New puppy in the house? Fantastic! So, where do you start? There are seven critical commands every dog needs to learn ASAP for their own safety (and your sanity). While everyone wants to have that super smart, obedient dog who can perform unique tricks, there are several basic words your dog must learn right away. These are actually not just words, but rather behaviors. Let’s begin.
If you’ve owned a dog before, you’ll know that every puppy is one big ball of uncontrollable energy. They want to sniff everything, chew everything, jump on everything and eat everything. There will be plenty of time to learn the fancy stuff… this list contains some of the most important for safety. The exact word used is not as relevant as the action you want them to perform when the word is spoken. Often each word will accompany a consistent and unique hand motion.
- Drop It / Leave It
- Off / Down
- Pee-Pee Time
1 – Drop It / Leave It
There’s almost no question, one of the biggest dangers to your dog is the variety of random objects they will try to eat. This particular command needs to be trained ASAP. On our very first veterinarian visit we were sternly warned about the wide variety of dangerous (but common) household objects the veterinarian has had to remove from dogs. And yes, this means objects dogs actually swallowed that became life threatening.

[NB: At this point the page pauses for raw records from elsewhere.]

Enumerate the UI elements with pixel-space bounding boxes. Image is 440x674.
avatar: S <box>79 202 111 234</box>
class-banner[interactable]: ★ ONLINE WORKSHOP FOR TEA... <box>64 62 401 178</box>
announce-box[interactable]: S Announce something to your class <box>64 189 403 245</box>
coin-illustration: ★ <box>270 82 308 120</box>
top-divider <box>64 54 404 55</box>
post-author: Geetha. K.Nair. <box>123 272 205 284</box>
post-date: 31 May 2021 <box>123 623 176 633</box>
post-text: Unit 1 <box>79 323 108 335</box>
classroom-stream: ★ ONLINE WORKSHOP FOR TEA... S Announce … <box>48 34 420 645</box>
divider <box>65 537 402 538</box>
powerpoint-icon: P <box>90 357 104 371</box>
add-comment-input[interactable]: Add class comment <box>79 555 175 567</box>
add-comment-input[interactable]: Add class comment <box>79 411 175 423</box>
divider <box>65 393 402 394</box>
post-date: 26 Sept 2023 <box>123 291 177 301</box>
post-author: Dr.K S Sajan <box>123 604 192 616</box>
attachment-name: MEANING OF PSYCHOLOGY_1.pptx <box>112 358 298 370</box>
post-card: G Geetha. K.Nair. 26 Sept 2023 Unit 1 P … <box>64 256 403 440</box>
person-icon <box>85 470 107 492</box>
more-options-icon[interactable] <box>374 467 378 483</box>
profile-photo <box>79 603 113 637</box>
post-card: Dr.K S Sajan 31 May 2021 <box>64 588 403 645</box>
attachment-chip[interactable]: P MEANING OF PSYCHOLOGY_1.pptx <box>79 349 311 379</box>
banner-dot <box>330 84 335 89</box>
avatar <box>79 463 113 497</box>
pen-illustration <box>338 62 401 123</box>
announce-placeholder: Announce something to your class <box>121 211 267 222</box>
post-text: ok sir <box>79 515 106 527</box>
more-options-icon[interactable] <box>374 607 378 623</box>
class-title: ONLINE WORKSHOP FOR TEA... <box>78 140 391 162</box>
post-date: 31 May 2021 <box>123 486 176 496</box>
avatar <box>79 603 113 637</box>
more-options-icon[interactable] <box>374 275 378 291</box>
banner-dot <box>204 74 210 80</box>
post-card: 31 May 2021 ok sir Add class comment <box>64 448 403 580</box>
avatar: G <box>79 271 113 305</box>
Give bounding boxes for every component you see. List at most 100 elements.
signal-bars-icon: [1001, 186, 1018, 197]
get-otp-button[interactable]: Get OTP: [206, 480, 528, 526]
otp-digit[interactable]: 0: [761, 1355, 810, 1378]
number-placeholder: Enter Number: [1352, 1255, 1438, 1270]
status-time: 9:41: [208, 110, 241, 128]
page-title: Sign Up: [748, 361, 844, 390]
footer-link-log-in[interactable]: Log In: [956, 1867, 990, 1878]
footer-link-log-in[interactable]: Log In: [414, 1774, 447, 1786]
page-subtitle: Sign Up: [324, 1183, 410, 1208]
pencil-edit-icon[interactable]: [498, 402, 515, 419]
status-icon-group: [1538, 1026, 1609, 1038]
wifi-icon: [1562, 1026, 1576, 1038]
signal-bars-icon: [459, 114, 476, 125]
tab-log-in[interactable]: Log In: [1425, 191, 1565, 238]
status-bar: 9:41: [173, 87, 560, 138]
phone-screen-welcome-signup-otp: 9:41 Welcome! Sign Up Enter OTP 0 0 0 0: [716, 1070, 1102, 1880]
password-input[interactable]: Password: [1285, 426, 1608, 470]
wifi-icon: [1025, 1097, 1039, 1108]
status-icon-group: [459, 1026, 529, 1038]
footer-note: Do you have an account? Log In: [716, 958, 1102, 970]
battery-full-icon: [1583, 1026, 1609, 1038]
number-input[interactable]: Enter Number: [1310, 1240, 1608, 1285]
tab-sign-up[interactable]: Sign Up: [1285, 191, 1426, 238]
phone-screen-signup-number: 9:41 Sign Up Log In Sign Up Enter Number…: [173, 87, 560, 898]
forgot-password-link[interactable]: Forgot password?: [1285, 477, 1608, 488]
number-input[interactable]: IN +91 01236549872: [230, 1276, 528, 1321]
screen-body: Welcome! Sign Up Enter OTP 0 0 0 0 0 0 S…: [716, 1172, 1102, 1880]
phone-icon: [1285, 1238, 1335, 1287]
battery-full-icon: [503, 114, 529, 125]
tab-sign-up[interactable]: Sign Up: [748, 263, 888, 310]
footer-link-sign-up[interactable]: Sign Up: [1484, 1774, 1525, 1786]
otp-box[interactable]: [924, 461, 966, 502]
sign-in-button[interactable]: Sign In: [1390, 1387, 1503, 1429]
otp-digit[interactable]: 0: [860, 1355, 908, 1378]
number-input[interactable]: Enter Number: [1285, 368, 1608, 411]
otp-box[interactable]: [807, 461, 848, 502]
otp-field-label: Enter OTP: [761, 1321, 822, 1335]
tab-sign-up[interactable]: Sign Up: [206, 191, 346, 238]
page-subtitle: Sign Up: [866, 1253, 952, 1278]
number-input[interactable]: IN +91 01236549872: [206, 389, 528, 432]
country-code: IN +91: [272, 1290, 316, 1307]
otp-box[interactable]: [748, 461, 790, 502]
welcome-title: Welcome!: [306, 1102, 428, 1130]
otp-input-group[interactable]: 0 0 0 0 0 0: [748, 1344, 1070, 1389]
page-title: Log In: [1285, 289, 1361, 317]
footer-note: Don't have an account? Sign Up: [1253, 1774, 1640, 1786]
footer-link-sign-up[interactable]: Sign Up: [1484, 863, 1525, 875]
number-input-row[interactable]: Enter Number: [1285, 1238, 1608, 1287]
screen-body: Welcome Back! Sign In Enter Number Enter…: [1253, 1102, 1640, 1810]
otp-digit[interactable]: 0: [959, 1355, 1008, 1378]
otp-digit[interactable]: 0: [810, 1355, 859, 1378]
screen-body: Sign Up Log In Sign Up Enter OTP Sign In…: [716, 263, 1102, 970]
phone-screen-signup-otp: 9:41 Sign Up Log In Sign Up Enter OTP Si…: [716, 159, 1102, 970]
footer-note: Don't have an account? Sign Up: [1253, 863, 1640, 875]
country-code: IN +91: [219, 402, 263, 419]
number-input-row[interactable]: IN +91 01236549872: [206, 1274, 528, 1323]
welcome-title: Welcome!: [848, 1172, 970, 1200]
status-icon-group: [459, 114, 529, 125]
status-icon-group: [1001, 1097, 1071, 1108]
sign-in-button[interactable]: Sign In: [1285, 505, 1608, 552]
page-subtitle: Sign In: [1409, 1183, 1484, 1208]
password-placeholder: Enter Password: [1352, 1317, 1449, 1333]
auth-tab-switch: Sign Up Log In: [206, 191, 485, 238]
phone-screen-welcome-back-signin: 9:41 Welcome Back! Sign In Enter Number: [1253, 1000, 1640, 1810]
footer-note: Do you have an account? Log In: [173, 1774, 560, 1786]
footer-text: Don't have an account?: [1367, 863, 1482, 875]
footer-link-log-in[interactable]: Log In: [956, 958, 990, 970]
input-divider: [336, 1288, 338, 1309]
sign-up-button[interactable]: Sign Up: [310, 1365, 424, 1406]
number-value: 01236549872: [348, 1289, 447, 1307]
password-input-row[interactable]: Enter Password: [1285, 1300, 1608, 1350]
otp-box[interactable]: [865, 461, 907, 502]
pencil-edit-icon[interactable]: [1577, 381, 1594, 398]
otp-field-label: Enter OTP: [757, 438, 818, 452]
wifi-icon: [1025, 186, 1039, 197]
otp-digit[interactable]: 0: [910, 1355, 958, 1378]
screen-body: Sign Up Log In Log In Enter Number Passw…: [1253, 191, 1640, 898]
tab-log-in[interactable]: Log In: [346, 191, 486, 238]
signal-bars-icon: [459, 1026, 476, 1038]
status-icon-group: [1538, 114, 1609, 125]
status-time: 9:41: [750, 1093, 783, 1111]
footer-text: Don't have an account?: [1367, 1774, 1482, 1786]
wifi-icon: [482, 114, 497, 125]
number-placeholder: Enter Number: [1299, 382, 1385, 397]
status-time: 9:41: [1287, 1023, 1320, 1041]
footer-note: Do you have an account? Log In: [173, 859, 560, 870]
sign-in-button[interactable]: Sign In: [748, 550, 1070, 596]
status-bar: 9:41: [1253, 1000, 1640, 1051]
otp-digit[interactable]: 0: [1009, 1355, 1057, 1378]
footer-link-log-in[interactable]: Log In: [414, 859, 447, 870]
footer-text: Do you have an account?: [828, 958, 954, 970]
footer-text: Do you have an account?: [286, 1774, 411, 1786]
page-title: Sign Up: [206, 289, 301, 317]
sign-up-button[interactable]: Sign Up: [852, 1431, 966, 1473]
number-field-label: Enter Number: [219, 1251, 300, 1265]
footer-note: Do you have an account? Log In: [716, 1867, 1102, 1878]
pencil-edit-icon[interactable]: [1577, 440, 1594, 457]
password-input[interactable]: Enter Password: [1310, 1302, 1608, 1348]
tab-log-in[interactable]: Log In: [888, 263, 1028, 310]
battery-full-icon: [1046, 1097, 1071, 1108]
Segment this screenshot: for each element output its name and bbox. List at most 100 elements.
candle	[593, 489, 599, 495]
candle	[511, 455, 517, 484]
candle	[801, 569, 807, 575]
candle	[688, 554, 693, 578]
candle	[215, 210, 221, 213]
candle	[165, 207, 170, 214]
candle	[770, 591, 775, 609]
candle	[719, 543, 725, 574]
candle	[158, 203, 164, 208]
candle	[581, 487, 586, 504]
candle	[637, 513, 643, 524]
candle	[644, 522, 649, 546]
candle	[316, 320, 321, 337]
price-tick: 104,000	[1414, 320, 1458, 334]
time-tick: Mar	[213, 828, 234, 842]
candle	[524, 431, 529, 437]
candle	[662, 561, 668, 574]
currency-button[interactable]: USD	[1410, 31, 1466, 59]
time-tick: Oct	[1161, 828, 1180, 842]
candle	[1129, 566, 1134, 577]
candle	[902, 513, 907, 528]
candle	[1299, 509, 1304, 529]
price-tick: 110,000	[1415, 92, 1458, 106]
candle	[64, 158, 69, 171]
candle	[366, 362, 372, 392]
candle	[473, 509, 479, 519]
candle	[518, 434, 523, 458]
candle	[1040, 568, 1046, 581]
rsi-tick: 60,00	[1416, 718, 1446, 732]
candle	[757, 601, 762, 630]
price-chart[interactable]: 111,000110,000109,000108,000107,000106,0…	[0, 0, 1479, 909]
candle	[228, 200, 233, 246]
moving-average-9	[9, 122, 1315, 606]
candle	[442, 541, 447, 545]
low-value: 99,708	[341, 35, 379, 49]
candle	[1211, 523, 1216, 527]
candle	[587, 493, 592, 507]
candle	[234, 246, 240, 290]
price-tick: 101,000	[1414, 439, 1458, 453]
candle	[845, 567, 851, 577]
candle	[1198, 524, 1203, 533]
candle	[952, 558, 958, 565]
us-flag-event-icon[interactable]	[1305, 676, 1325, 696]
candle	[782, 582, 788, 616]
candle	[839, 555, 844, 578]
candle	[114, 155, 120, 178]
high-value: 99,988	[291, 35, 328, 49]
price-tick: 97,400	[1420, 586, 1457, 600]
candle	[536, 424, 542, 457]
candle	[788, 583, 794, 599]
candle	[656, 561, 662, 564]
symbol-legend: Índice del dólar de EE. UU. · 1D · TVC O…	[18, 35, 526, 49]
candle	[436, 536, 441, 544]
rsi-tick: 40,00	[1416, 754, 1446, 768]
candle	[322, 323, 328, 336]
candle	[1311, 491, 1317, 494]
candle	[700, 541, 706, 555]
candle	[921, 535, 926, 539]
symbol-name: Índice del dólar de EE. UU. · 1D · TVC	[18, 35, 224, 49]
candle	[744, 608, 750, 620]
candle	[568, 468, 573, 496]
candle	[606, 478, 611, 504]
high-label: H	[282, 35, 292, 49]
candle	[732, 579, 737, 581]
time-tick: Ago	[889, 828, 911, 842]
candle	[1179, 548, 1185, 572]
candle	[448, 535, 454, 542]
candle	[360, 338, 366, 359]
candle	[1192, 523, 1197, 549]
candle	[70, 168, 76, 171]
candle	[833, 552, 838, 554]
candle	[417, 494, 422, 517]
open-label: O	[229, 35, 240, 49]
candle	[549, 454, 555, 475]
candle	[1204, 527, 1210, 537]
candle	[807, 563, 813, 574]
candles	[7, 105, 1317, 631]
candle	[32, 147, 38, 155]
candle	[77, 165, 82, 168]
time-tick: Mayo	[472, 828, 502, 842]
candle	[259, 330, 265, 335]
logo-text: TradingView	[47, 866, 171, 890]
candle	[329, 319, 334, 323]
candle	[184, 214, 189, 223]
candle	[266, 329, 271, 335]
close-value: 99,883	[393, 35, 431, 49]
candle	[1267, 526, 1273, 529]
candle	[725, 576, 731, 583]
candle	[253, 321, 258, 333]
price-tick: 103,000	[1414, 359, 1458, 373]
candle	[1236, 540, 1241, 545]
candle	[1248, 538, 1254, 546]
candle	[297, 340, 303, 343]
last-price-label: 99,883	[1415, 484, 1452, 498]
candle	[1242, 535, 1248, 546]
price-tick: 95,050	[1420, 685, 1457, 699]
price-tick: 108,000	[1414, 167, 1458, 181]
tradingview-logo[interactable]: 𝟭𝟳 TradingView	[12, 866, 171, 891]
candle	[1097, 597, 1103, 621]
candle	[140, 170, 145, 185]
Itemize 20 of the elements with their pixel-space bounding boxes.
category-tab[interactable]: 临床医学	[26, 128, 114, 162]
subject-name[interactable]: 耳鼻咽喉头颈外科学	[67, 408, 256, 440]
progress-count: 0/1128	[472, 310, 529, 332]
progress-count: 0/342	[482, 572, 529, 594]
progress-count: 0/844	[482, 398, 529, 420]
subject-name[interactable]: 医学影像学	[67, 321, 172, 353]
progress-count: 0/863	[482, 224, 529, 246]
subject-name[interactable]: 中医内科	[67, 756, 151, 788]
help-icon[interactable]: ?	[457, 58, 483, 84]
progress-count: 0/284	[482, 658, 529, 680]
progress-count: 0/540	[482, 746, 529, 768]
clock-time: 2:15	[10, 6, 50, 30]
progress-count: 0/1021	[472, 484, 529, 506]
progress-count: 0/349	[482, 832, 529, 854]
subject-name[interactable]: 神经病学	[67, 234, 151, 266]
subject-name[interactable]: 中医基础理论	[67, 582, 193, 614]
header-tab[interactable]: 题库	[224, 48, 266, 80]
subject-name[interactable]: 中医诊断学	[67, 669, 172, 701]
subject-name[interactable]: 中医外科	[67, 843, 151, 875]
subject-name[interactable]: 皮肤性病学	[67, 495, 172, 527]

From Day 1 with your puppy, you want to start with this most important command. I mentioned that these commands are actually more like behaviors, your dog will learn rather quickly WHAT the word is and WHAT you want them to do. The problem is training them to actually perform behaviors that they don’t WANT to do. A walk in the local park is sure to reveal any number of random food or non-food items that have been littered about or abandoned. Some are dangerous to your dog’s health. The Drop It command needs to instill the idea that whatever object is in the mouth, needs to come out… right now!
2 – Off / Down
The second behavior you’ll likely find your energetic puppy doing is jumping up on you and everyone they meet for attention. All dogs should learn this is not an acceptable action. For large breeds in particular it will be critical to keeping you and your dog out of trouble. Small dogs don’t get off the hook here, they just tend to be less intimidating as they grow up.
Not everyone you meet will like the attention of a jumpy attention seeking dog. Spot needs to learn how to meet someone new without causing intimidation and ripping at someone’s clothing with sharp claws.
The Off command will not only apply to jumping at you or others you meet, but applies in other areas like telling Toby he needs to get his paws and licky tongue Off of the coffee table (often filled with snacks for the humans in the room).
3 – Sit
When it’s dinner time or the snack jar comes out Sparky will quickly learn that something good is coming and become crazy excited. Then the jumping and whining starts. The sit command (and associated hand gesture) gives your dog something to do and wait patiently while you prepare and serve the tasty treat.
4 – Come
There will be few opportunities if any for your puppy to be off-leash in public, such as a dog off-leash park or indoor training area. For any variety of reasons, mistakes happen. You will have a poor hold on the leash just as that squirrel darts across the sidewalk and into oncoming traffic. This is only one of a wide variety of times you will want to have a well taught ‘Come’ command.
Not only is training your dog to Come when you want him/her to do so a convenience, it’s for their safety. Milo has no concept, especially as a puppy, that there are dangers in the world that threaten his life.
5 – Stay
Similar to ‘Sit’, the ‘Stay’ command is more nuanced. Not only do you want little Sophie to sit down, but you want her to Stay there while you might have to move to a nearby area to perform some important task yourself. You’ll find this one takes a little longer to learn than a basic Sit, more on this in another post.
6 – Pee-Pee Time
With crazy schedules, it’s best to start training the ‘go potty’ command early. Before you leave the house for several hours, you want to inform Scout to do his business now rather than later.
It’s another article all together where we get into potty training and the frustrating and disastrous adventures to be enjoyed. As part of this potty training, while little Angel is learning what the puppy pad is for, reinforce a common word that will be critical for future communication. We used ‘Pee-Pee Time’.
7 – Heel
Going for a walk doesn’t need to be a circus show. You will meet people, other dogs and new situations that require your dog to simply stay by your side. There will be a time and place to chase the ball, play with other dogs and greet new people. The Heel command is one of the cornerstones of communicating to your dog that Cooper needs to rein the energy in.